L’UE poursuit sa mue numérique. Elle finance la recherche pour surveiller les frontières à l’aide de drones et s’intéresse de près au logiciel libre.

Un drone surveille la frontière entre la France et le Royaume-Uni
Un drone surveille la frontière entre la France et le Royaume-Uni © AFP / DENIS CHARLET

La commission européenne a dévoilé jeudi dernier sa stratégie globale de défense, qui vise à devenir "la base d’une union européenne crédible en matière de défense et de sécurité. C’est une façon de renforcer la coopération en utilisant pleinement nos instruments de défense et en les utilisant de façon cohérente" selon Federica Mogherini, la chef de la diplomatie européenne.

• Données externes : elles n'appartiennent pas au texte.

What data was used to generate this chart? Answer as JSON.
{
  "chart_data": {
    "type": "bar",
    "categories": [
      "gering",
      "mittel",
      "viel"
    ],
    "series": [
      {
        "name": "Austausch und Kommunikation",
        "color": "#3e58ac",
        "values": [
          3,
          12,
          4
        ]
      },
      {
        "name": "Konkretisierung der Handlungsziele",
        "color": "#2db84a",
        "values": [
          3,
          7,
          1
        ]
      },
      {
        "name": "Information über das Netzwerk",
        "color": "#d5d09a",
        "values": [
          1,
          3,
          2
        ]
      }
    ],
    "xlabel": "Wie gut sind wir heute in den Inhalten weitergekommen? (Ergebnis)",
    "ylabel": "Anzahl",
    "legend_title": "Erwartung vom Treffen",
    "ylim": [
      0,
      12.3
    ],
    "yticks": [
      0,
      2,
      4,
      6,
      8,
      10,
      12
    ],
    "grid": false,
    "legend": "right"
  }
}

Ces instruments, quels sont-ils ? Il s’agit notamment de drones, qui serviront à surveiller les frontières, mais aussi les mers, car selon le document cadre de la commission, les drones seront aussi équipés de capteurs infrarouges censés détecter la pollution, notamment issue de tankeurs qui dégazent en mer. Cette flotte aérienne d’un genre nouveau devrait prendre son envol d’ici à 2025.

L’UE s’intéresse de plus près aux logiciels libres

Les problèmes du coût et de l’absence de transparence des logiciels propriétaires (comme Windows ou Excel) dans les administrations pose problème. Pour y remédier, l’UE va investir près de deux millions d’euros dans les logiciels libres, et va mettre en place pour la première fois un programme destiné à rémunérer les développeurs qui trouveraient des bugs ou des failles dans les services informatiques européen. Il faut savoir que Google et Facebook utilisent également ce procédé, qui a permis en mai à un ado de 10 ans, de recevoir 10.000 dollars en cadeau de la part de Facebook, pour avoir trouvé une faille dans son service Instagram.

Le Uber du bonheur

Aux Etats-Unis, le psychologue Jeremy Fishbach veut monter le Uber du bonheur, grâce à une appli qui propose de devenir le psy de parfaits inconnus contre 40 centimes d’euro la minute. Il est parti du constat qu’il existe des millions d’américains qui ont les ressources, le temps, la motivation, pour réconforter et encourager d’autres personnes. Pour utiliser ce potentiel, il a développé l’application Happy, qui permet de mettre en relation ceux qui ont besoin d’un peu de réconfort, et ceux qui peuvent leur prêter une oreille attentive.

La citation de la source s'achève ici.